Hochwassereinsatz Innerste 2013

Nach mehreren Tagen mit ergiebigen Regenfällen wurden wir langsam unruhig. Eine Woche zuvor hatten wir noch die FB1 bei ihrer Hochwasserübung in Sarstedt unterstützt. Sollte es tatsächlich nun schon zum Äußersten kommen?

Tatsächlich, am Sonntag, 26.05.2013, erreichte den Zugführer am frühen Abend der Anruf von KBM Josef Franke. Er teilte dem Zugführer mit, dass er ihn möglicherweise noch in der folgenden Nacht oder am nächsten Morgen anrufen würde, dass wir für die Einsatzkräfte Verpflegung herrichten müssen.

Daraufhin wurden einige Kameraden des Versorgungszuges in Alarmbereitschaft versetzt, die es mit dem Arbeitgeber vereinbaren konnten am nächsten Tag der Arbeit fern zu bleiben und Dienst für den Katastrophenschutz zu leisten.
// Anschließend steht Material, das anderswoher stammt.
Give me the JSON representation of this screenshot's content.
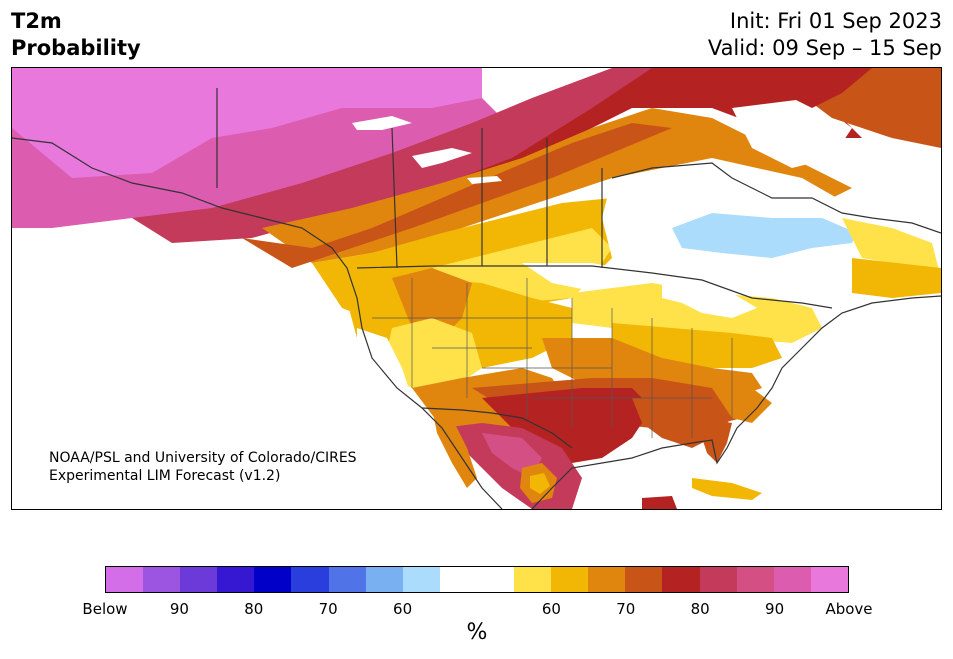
{
  "header": {
    "title_line1": "T2m",
    "title_line2": "Probability",
    "init": "Init: Fri 01 Sep 2023",
    "valid": "Valid: 09 Sep – 15 Sep"
  },
  "credit": {
    "line1": "NOAA/PSL and University of Colorado/CIRES",
    "line2": "Experimental LIM Forecast (v1.2)"
  },
  "colorbar": {
    "colors": [
      "#d36ee8",
      "#9c55e0",
      "#6c3ad9",
      "#3618d2",
      "#0000c8",
      "#2a3edd",
      "#5074e8",
      "#78b0f2",
      "#acdcfb",
      "#ffffff",
      "#ffffff",
      "#ffe24a",
      "#f2b705",
      "#e0860e",
      "#c95418",
      "#b42222",
      "#c43a5a",
      "#d45084",
      "#dc5cb0",
      "#e878dc"
    ],
    "ticks": [
      "Below",
      "90",
      "80",
      "70",
      "60",
      "60",
      "70",
      "80",
      "90",
      "Above"
    ],
    "unit": "%"
  }
}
Den Arbeitgebern sei an dieser Stelle ein großer Dank ausgesprochen. Gemäß Katastrophenschutz-Gesetz sind sie zwar dazu verpflichtet die im Katastrohenschutz tätigen Mitarbeiter von der Arbeit freizustellen, diese Bereitschaft ist oftmals jedoch leider nicht vorhanden.
Bereits gegen 19:30 Uhr kam überraschenderweise der Anruf vom KBM. Er berichtete dem Zugführer von einer Lageänderung die keinen Aufschub dulden würde. Wir waren gefordert noch am selben Abend Warmverpflegung für die Einsatzkräfte in der FTZ in Groß Düngen herzurichten.
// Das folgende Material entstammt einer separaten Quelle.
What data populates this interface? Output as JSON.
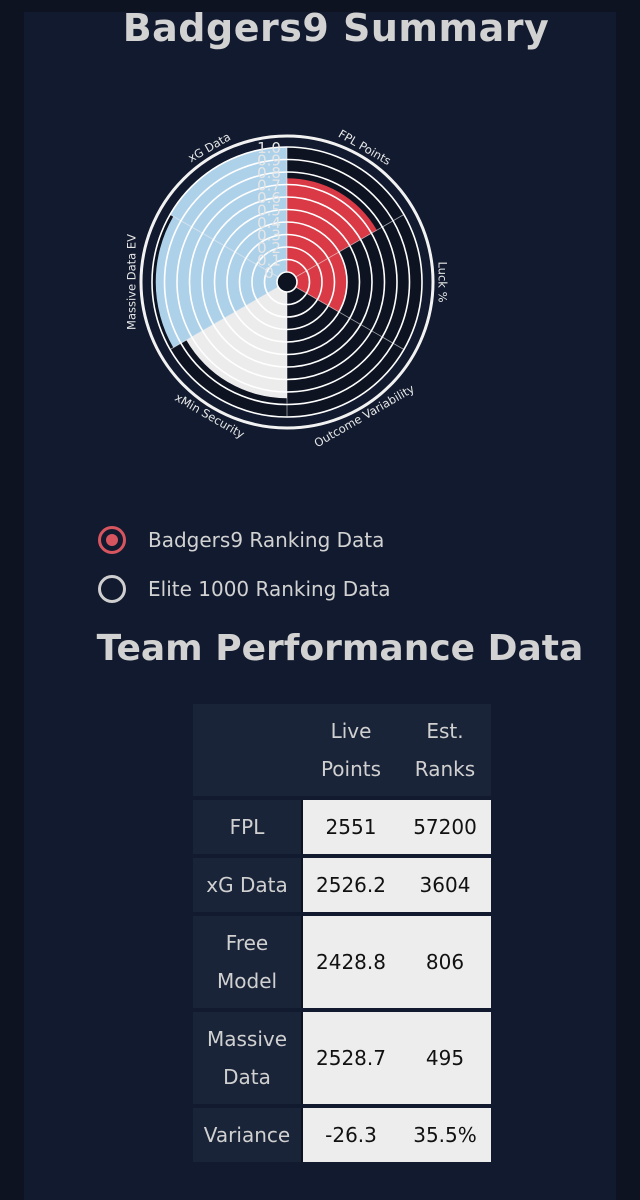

Glücklicherweise haben wir für solche Fälle Notfallrufnummern, sodaß ein sofortiges Handeln möglich und die benötigten Lebensmittel auch Sonntag abends kurzfristig beschaffbar waren. Ein herzlicher Dank geht an dieser Stelle an die Landfleischerei Bartels, deren Mitarbeiter sofort die benötigten Würstchen für uns packten, die wir 45 Minuten nach Anruf bereits aus Lamspringe abholen konnten. Noch dankbarer sind wir vor dem Hintergrund, dass dies für die Mitarbeiter nicht nur die Arbeit am Sonntag Abend sondern auch früherer Arbeitsbeginn ein paar Stunden später am Montag Morgen bedeutete, damit die herausgegebenen Würstchen, die eigentlich für die Filialen auf Lager lagen, nun nachproduziert werden mußten!

Wir fuhren also in die FTZ und bauten die Küche in der Fahrzeughalle auf. 1,5 Stunden später konnten wir vermelden: Würstchen sind warm, Kaffee und Tee gekocht! Die Einheiten können kommen, sich direkt bei uns stärken oder die Verpflegung abholen und in Ihren Standorten einnehmen. Am frühen Montag Morgen war der Spuk vorbei. Wir konnten einpacken und wieder in unseren Standort zurückkehren.

Es wurden rund 500 Würstchen sowie Heiß- und Kaltgetränke ausgegeben.